LANDSTRASSSE. Die Leidenschaft von Erich Hohenberger sticht in seinem Büro sofort ins Auge: Hier arbeitet ein großer Fußball-Fan. Pokale, Bälle und Teamfotos dominieren den Raum.
Wie wird man als Floridsdorfer Bezirksvorsteher der Landstraße?

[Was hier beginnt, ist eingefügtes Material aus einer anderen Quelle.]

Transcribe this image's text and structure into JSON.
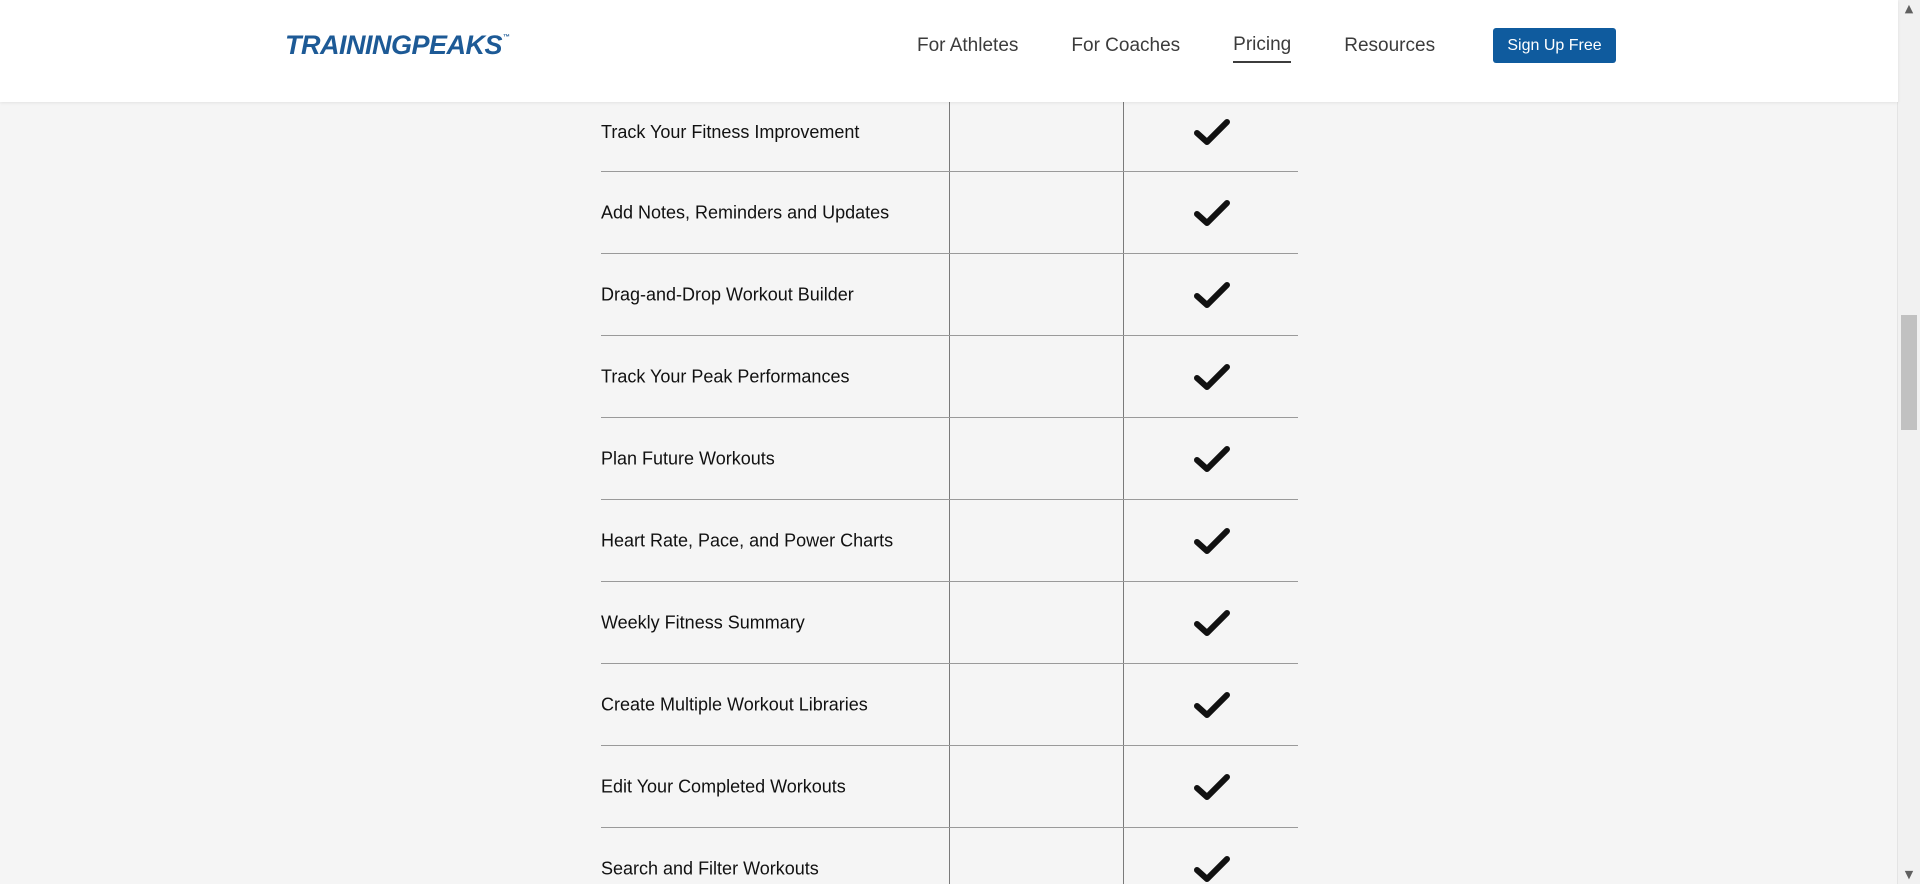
{
  "header": {
    "logo_text": "TRAININGPEAKS",
    "logo_tm": "™",
    "nav": [
      "For Athletes",
      "For Coaches",
      "Pricing",
      "Resources"
    ],
    "active_nav": "Pricing",
    "signup_label": "Sign Up Free",
    "brand_color": "#0f5b9e"
  },
  "features": [
    {
      "name": "Track Your Fitness Improvement",
      "basic": false,
      "premium": true
    },
    {
      "name": "Add Notes, Reminders and Updates",
      "basic": false,
      "premium": true
    },
    {
      "name": "Drag-and-Drop Workout Builder",
      "basic": false,
      "premium": true
    },
    {
      "name": "Track Your Peak Performances",
      "basic": false,
      "premium": true
    },
    {
      "name": "Plan Future Workouts",
      "basic": false,
      "premium": true
    },
    {
      "name": "Heart Rate, Pace, and Power Charts",
      "basic": false,
      "premium": true
    },
    {
      "name": "Weekly Fitness Summary",
      "basic": false,
      "premium": true
    },
    {
      "name": "Create Multiple Workout Libraries",
      "basic": false,
      "premium": true
    },
    {
      "name": "Edit Your Completed Workouts",
      "basic": false,
      "premium": true
    },
    {
      "name": "Search and Filter Workouts",
      "basic": false,
      "premium": true
    }
  ],
  "scrollbar": {
    "up_icon": "chevron-up-icon",
    "down_icon": "chevron-down-icon"
  }
}
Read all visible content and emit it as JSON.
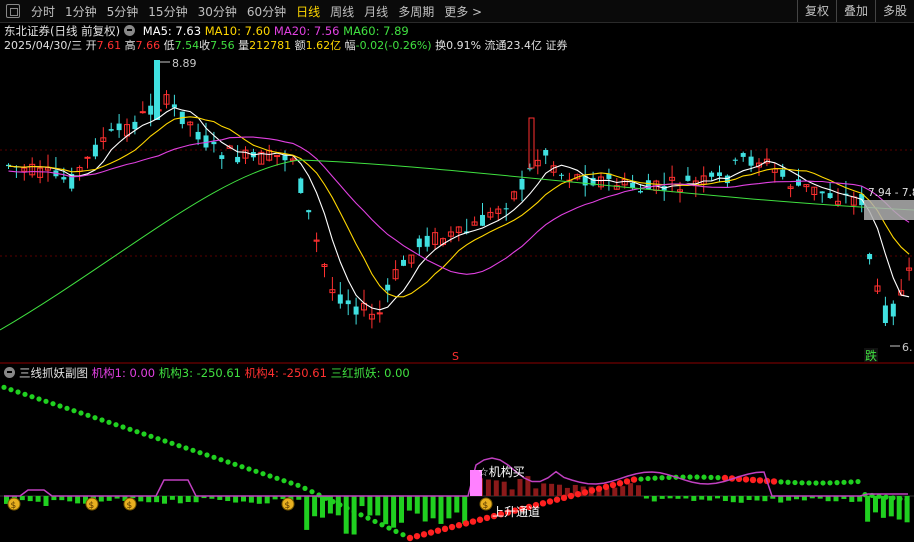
{
  "toolbar": {
    "periods": [
      "分时",
      "1分钟",
      "5分钟",
      "15分钟",
      "30分钟",
      "60分钟",
      "日线",
      "周线",
      "月线",
      "多周期",
      "更多 >"
    ],
    "active_period": "日线",
    "right_buttons": [
      "复权",
      "叠加",
      "多股"
    ]
  },
  "main_chart": {
    "stock_name": "东北证券(日线 前复权)",
    "ma_labels": [
      {
        "text": "MA5: 7.63",
        "color": "#ffffff"
      },
      {
        "text": "MA10: 7.60",
        "color": "#ffd700"
      },
      {
        "text": "MA20: 7.56",
        "color": "#e040e0"
      },
      {
        "text": "MA60: 7.89",
        "color": "#40e040"
      }
    ],
    "quote": {
      "date": "2025/04/30/三",
      "open_label": "开",
      "open": "7.61",
      "high_label": "高",
      "high": "7.66",
      "low_label": "低",
      "low": "7.54",
      "close_label": "收",
      "close": "7.56",
      "volume_label": "量",
      "volume": "212781",
      "amount_label": "额",
      "amount": "1.62亿",
      "change_label": "幅",
      "change": "-0.02(-0.26%)",
      "turnover_label": "换",
      "turnover": "0.91%",
      "float_label": "流通",
      "float": "23.4亿",
      "sector": "证券"
    },
    "high_marker": "8.89",
    "right_price_label": "7.94 - 7.8",
    "low_marker": "6.",
    "signal_s": "S",
    "signal_die": "跌"
  },
  "sub_chart": {
    "title": "三线抓妖副图",
    "values": [
      {
        "text": "机构1: 0.00",
        "color": "#e040e0"
      },
      {
        "text": "机构3: -250.61",
        "color": "#40e040"
      },
      {
        "text": "机构4: -250.61",
        "color": "#ff3030"
      },
      {
        "text": "三红抓妖: 0.00",
        "color": "#40e040"
      }
    ],
    "annotations": [
      "☆机构买",
      "上升通道"
    ],
    "coin_icon_count": 5
  },
  "colors": {
    "up": "#ff3030",
    "down": "#40e0e0",
    "ma5": "#ffffff",
    "ma10": "#ffd700",
    "ma20": "#e040e0",
    "ma60": "#40e040",
    "green_dots": "#20d020",
    "red_dots": "#ff2020",
    "background": "#000000"
  }
}
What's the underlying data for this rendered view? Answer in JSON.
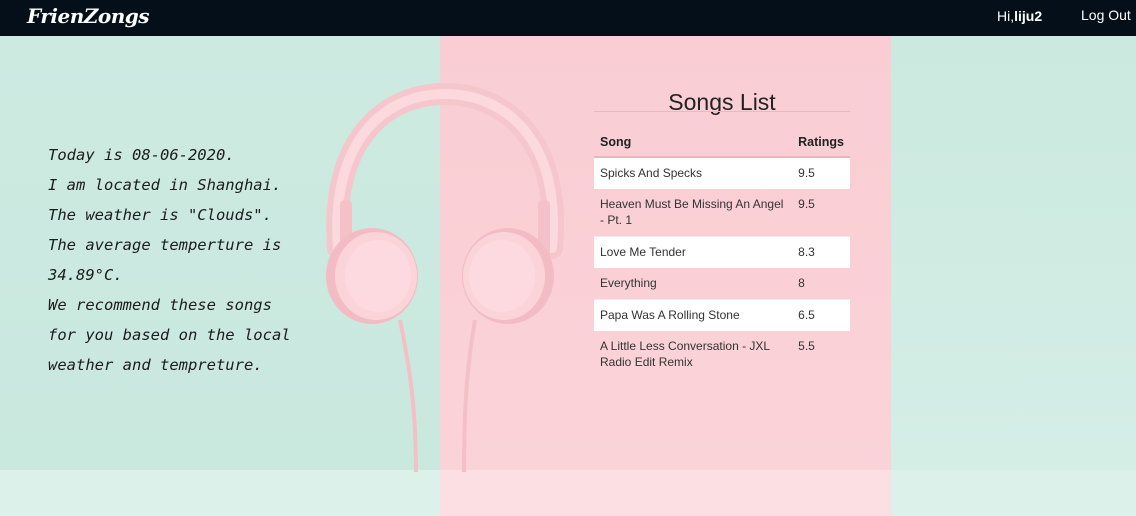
{
  "nav": {
    "brand": "FrienZongs",
    "greeting_prefix": "Hi,",
    "username": "liju2",
    "logout_label": "Log Out"
  },
  "weather": {
    "lines": [
      "Today is 08-06-2020.",
      "I am located in Shanghai.",
      "The weather is \"Clouds\".",
      "The average temperture is",
      "34.89°C.",
      "We recommend these songs",
      "for you based on the local",
      "weather and tempreture."
    ]
  },
  "songs": {
    "title": "Songs List",
    "headers": {
      "song": "Song",
      "rating": "Ratings"
    },
    "rows": [
      {
        "song": "Spicks And Specks",
        "rating": "9.5"
      },
      {
        "song": "Heaven Must Be Missing An Angel - Pt. 1",
        "rating": "9.5"
      },
      {
        "song": "Love Me Tender",
        "rating": "8.3"
      },
      {
        "song": "Everything",
        "rating": "8"
      },
      {
        "song": "Papa Was A Rolling Stone",
        "rating": "6.5"
      },
      {
        "song": "A Little Less Conversation - JXL Radio Edit Remix",
        "rating": "5.5"
      }
    ]
  },
  "colors": {
    "navbar": "#050f1a",
    "mint": "#cdeae1",
    "pink": "#f9cdd3"
  },
  "decor": {
    "background_image": "headphones-illustration"
  }
}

ERICH HOHENBERGER: Bruno Kreisky ist schuld. Ich war damals in der Zentralsparkasse tätig und hatte 1979 das einmalige Erlebnis, ihn drei Monate im Wahlkampf durch Österreich zu begleiten. Bis dahin hat mich Politik gar nicht interessiert – ich wollte Bankdirektor werden. 1983 bin ich dann doch dem Kreisky zuliebe in die Landstraßer Politik gekommen. Dass mir das so viel Spaß und Freude macht, hätte ich damals nicht geglaubt. So jemanden wie Kreisky gibt es heute weder links noch rechts oder in der Mitte.
Woran liegt das?
Schwer zu sagen. Kreisky war anders. Er hatte ein Gespür für Menschen. Heute finden Politiker keine klaren Worte mehr. Machen wir etwas, oder machen wir es nicht? Wir reden heute zu viel, brauchen für alles zehn Gremien. Jeder hat vor irgendetwas Angst. Handschlagqualität gibt es heute nicht mehr.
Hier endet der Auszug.